A la par, los estudios sociológicos se multiplican para explicar las razones de la violencia y su relación con esa tríada explosiva de pobreza, corrupción policial y política, sobre la que asienta el negocio del crimen organizado, que está en la base de la violencia urbana. “No hay Estado”, repiten los vecinos asustados o los panelistas de los programas de la televisión. Sin embargo, con una cultura política que confunde Estado con Gobierno, hace del otro un adversario, no se trata de la ausencia del Estado sino de la falta del Estado de Derecho, el imperio de la ley y la consagración de lo que está escrito en la Constitución, los Derechos Humanos, como filosofía de vida. No de muerte. Ideologizada su intervención, lejos de tener un Estado ausente tenemos un Estado omnipresente para espiar, difamar, recaudar, meter miedo y negar lo que desde hace años se procesa ante nuestros ojos. La miseria creciente que desdice las cifras oficiales, el temor que modifica hábitos y la falsa lógica de “reprimir o “dejar hacer”, cuando de lo que se trata es contar con una autoridad democrática, respetuosa de las leyes y sus ciudadanos.
Desde finales de los 90, la Argentina que clama por seguridad me recuerda el Brasil del inicio de los 80 en el que viví y croniqué:
“Joilson de Jesús tenía 13 años. Fue linchado en la Praca da Se, en pleno centro de San Pablo donde los ladrones se mezclan entre miles de personas con mendigos, vendedores y predicadores. Corría 1983 y Joilson murió por las patadas de un juez.

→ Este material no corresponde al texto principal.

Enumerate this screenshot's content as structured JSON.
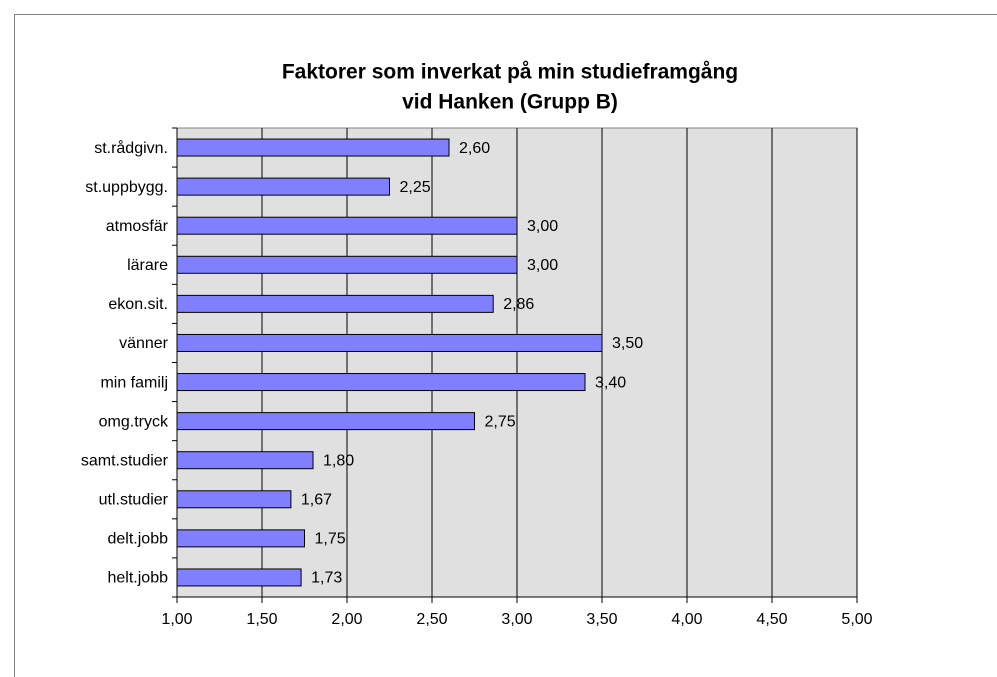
{
  "chart_data": {
    "type": "hbar",
    "title": [
      "Faktorer som inverkat på min studieframgång",
      "vid Hanken (Grupp B)"
    ],
    "categories": [
      "st.rådgivn.",
      "st.uppbygg.",
      "atmosfär",
      "lärare",
      "ekon.sit.",
      "vänner",
      "min familj",
      "omg.tryck",
      "samt.studier",
      "utl.studier",
      "delt.jobb",
      "helt.jobb"
    ],
    "values": [
      2.6,
      2.25,
      3.0,
      3.0,
      2.86,
      3.5,
      3.4,
      2.75,
      1.8,
      1.67,
      1.75,
      1.73
    ],
    "value_labels": [
      "2,60",
      "2,25",
      "3,00",
      "3,00",
      "2,86",
      "3,50",
      "3,40",
      "2,75",
      "1,80",
      "1,67",
      "1,75",
      "1,73"
    ],
    "color": "#8080ff",
    "xlim": [
      1,
      5
    ],
    "xticks": [
      {
        "value": 1,
        "label": "1,00"
      },
      {
        "value": 1.5,
        "label": "1,50"
      },
      {
        "value": 2,
        "label": "2,00"
      },
      {
        "value": 2.5,
        "label": "2,50"
      },
      {
        "value": 3,
        "label": "3,00"
      },
      {
        "value": 3.5,
        "label": "3,50"
      },
      {
        "value": 4,
        "label": "4,00"
      },
      {
        "value": 4.5,
        "label": "4,50"
      },
      {
        "value": 5,
        "label": "5,00"
      }
    ],
    "grid": true
  }
}
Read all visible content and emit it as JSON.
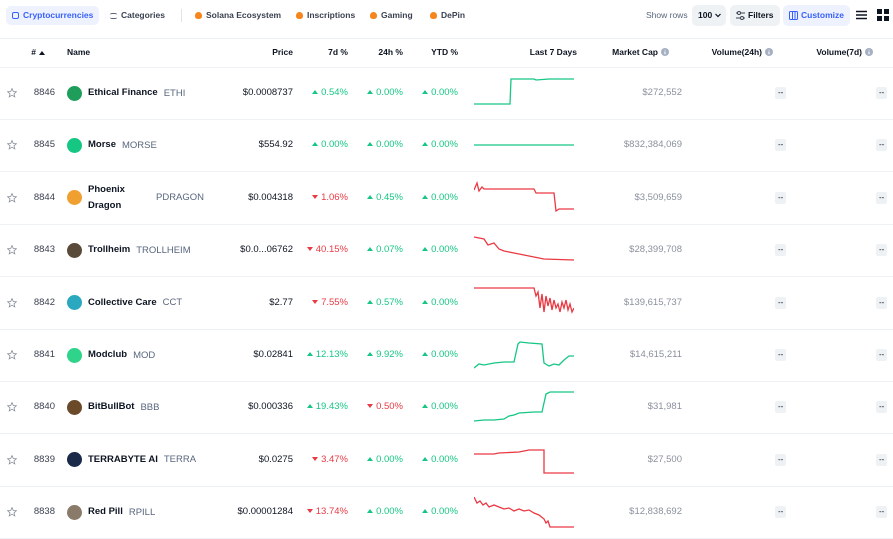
{
  "toolbar": {
    "tabs": [
      "Cryptocurrencies",
      "Categories",
      "Solana Ecosystem",
      "Inscriptions",
      "Gaming",
      "DePin"
    ],
    "show_rows_label": "Show rows",
    "rows_value": "100",
    "filters": "Filters",
    "customize": "Customize"
  },
  "header": [
    "#",
    "Name",
    "Price",
    "7d %",
    "24h %",
    "YTD %",
    "Last 7 Days",
    "Market Cap",
    "Volume(24h)",
    "Volume(7d)"
  ],
  "rows": [
    {
      "rank": "8846",
      "name": "Ethical Finance",
      "symbol": "ETHI",
      "price": "$0.0008737",
      "d7": "0.54%",
      "d7_dir": "up",
      "h24": "0.00%",
      "h24_dir": "up",
      "ytd": "0.00%",
      "ytd_dir": "up",
      "spark_color": "#16c784",
      "market_cap": "$272,552",
      "vol24h": "--",
      "vol7d": "--"
    },
    {
      "rank": "8845",
      "name": "Morse",
      "symbol": "MORSE",
      "price": "$554.92",
      "d7": "0.00%",
      "d7_dir": "up",
      "h24": "0.00%",
      "h24_dir": "up",
      "ytd": "0.00%",
      "ytd_dir": "up",
      "spark_color": "#16c784",
      "market_cap": "$832,384,069",
      "vol24h": "--",
      "vol7d": "--"
    },
    {
      "rank": "8844",
      "name": "Phoenix Dragon",
      "symbol": "PDRAGON",
      "price": "$0.004318",
      "d7": "1.06%",
      "d7_dir": "down",
      "h24": "0.45%",
      "h24_dir": "up",
      "ytd": "0.00%",
      "ytd_dir": "up",
      "spark_color": "#ea3943",
      "market_cap": "$3,509,659",
      "vol24h": "--",
      "vol7d": "--"
    },
    {
      "rank": "8843",
      "name": "Trollheim",
      "symbol": "TROLLHEIM",
      "price": "$0.0...06762",
      "d7": "40.15%",
      "d7_dir": "down",
      "h24": "0.07%",
      "h24_dir": "up",
      "ytd": "0.00%",
      "ytd_dir": "up",
      "spark_color": "#ea3943",
      "market_cap": "$28,399,708",
      "vol24h": "--",
      "vol7d": "--"
    },
    {
      "rank": "8842",
      "name": "Collective Care",
      "symbol": "CCT",
      "price": "$2.77",
      "d7": "7.55%",
      "d7_dir": "down",
      "h24": "0.57%",
      "h24_dir": "up",
      "ytd": "0.00%",
      "ytd_dir": "up",
      "spark_color": "#ea3943",
      "market_cap": "$139,615,737",
      "vol24h": "--",
      "vol7d": "--"
    },
    {
      "rank": "8841",
      "name": "Modclub",
      "symbol": "MOD",
      "price": "$0.02841",
      "d7": "12.13%",
      "d7_dir": "up",
      "h24": "9.92%",
      "h24_dir": "up",
      "ytd": "0.00%",
      "ytd_dir": "up",
      "spark_color": "#16c784",
      "market_cap": "$14,615,211",
      "vol24h": "--",
      "vol7d": "--"
    },
    {
      "rank": "8840",
      "name": "BitBullBot",
      "symbol": "BBB",
      "price": "$0.000336",
      "d7": "19.43%",
      "d7_dir": "up",
      "h24": "0.50%",
      "h24_dir": "down",
      "ytd": "0.00%",
      "ytd_dir": "up",
      "spark_color": "#16c784",
      "market_cap": "$31,981",
      "vol24h": "--",
      "vol7d": "--"
    },
    {
      "rank": "8839",
      "name": "TERRABYTE AI",
      "symbol": "TERRA",
      "price": "$0.0275",
      "d7": "3.47%",
      "d7_dir": "down",
      "h24": "0.00%",
      "h24_dir": "up",
      "ytd": "0.00%",
      "ytd_dir": "up",
      "spark_color": "#ea3943",
      "market_cap": "$27,500",
      "vol24h": "--",
      "vol7d": "--"
    },
    {
      "rank": "8838",
      "name": "Red Pill",
      "symbol": "RPILL",
      "price": "$0.00001284",
      "d7": "13.74%",
      "d7_dir": "down",
      "h24": "0.00%",
      "h24_dir": "up",
      "ytd": "0.00%",
      "ytd_dir": "up",
      "spark_color": "#ea3943",
      "market_cap": "$12,838,692",
      "vol24h": "--",
      "vol7d": "--"
    }
  ]
}
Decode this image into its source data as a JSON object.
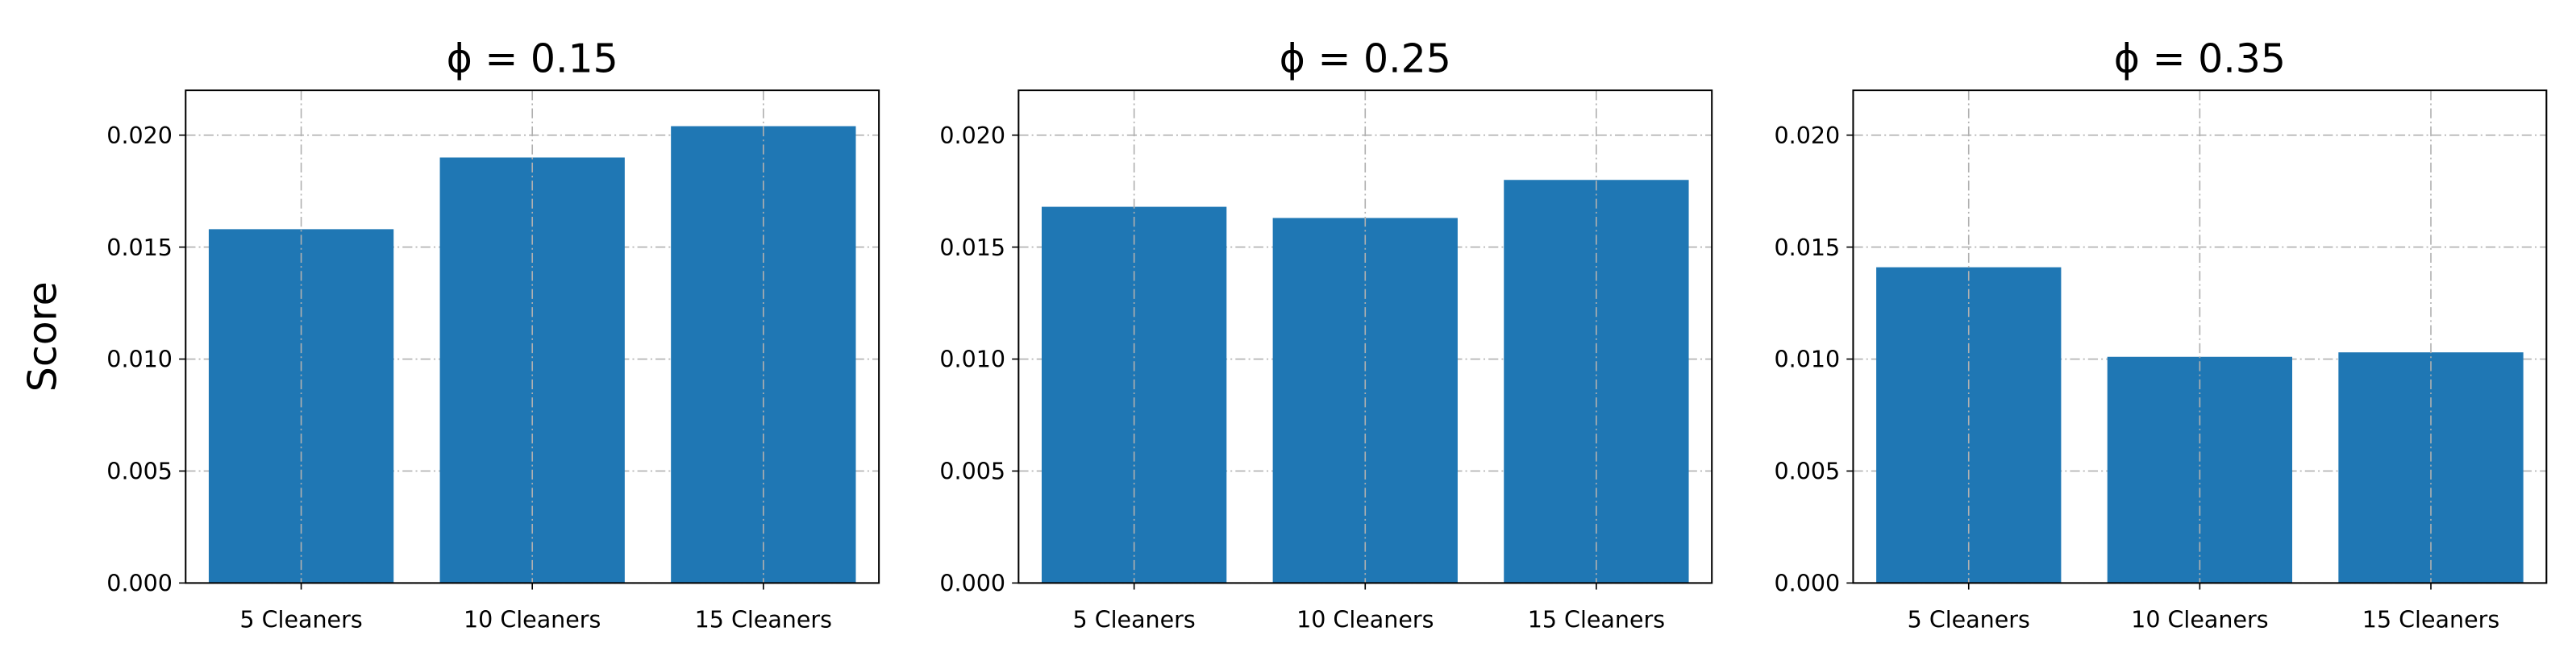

El arzobispo Arns rezó una misa por el adolescente y se puso en contra a toda la clase media por convertir “en héroe a un ladrón”. El juez, que ni siquiera fue procesado, ganó enardecidos defensores. El país había iniciado su proceso democratizador y los mismos que criticaban a la dictadura militar exigían mano dura para los ladrones. La policía actuaba según sus propias leyes, los candidatos más votados eran los que gritaban más fuerte a favor de la pena de muerte. Las puertas se llenaban de cerrojos y custodios privados protegían los edificios. Pero la criminalidad no disminuyó”. (publicado en el suplemento Zona de Clarín, 2000).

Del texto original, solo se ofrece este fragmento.